While some prominent GOP members spent Martin Luther King Jr. Day being dragged online for praising the civil rights leader while opposing legislation protecting voting rights, one of his biggest passions, it wasn’t only Republicans who were blocking it. Democratic senators Kyrsten Sinema and Joe Manchin aren’t playing ball either. And now the former is being rebuked by the very group that once helped her get elected.
On Tuesday, Emily’s List, the largest donor for female Democratic candidates who are for abortion rights, announced they were rescinding their support of Sinema after over a decade of support. The issue was her continued opposition to alter the Senate filibuster so Republicans can’t thwart two voter rights bills from passing. Those bills would counter voter suppression efforts made by Republicans at the state level.

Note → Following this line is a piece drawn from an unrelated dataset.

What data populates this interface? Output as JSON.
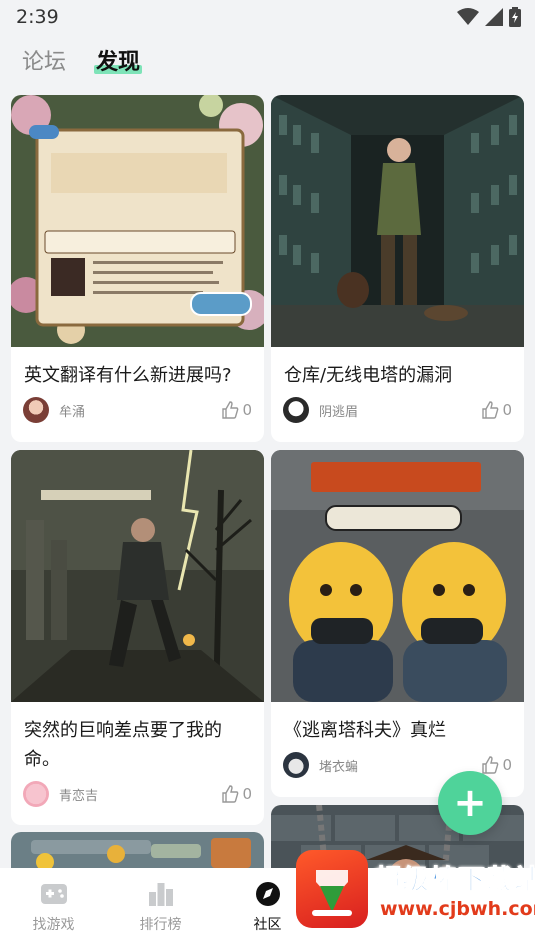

An update from our President @LaphonzaB on voting rights pic.twitter.com/flmU4y8qNw
— EMILYs List (@emilyslist) January 18, 2022
In a statement, Laphonza Butler, the president of Emily’s List, wrote that she had joined others in trying to impress upon Senator Sinema the importance of the pending voting rights legislation in the Senate.” Alas, “those concerns have not been addressed.”
So, for now at least, they were dropping her. “Right now, Senator Sinema’s decision to reject the voices of allies, partners and constituents who believe the importance of voting rights outweighs that of an arcane process means she will find herself standing alone in the next election,” Butler wrote. She added:
“So, we want to make it clear: if Sen. Sinema can not support a path forward for the passage of this legislation, we believe she undermines the foundations of our democracy, her own path to victory and also the mission of EMILY’s List, and we will be unable to endorse her moving forward.”
Sinema released her own statement Tuesday night in which she defended the filibuster, saying it “has been used repeatedly to protect against wild swings in federal policy, including in the area of protecting women’s health care.”
Emily’s List was, as The New York Times noted, “by far” the biggest contributor to Sinema’s 2018 Senate campaign. She already faces stiff competition when her seat is up in 2024, i.e., in two more years. If she gets the boot, she might no longer be able to hang with all those notorious Republicans she finds so funny.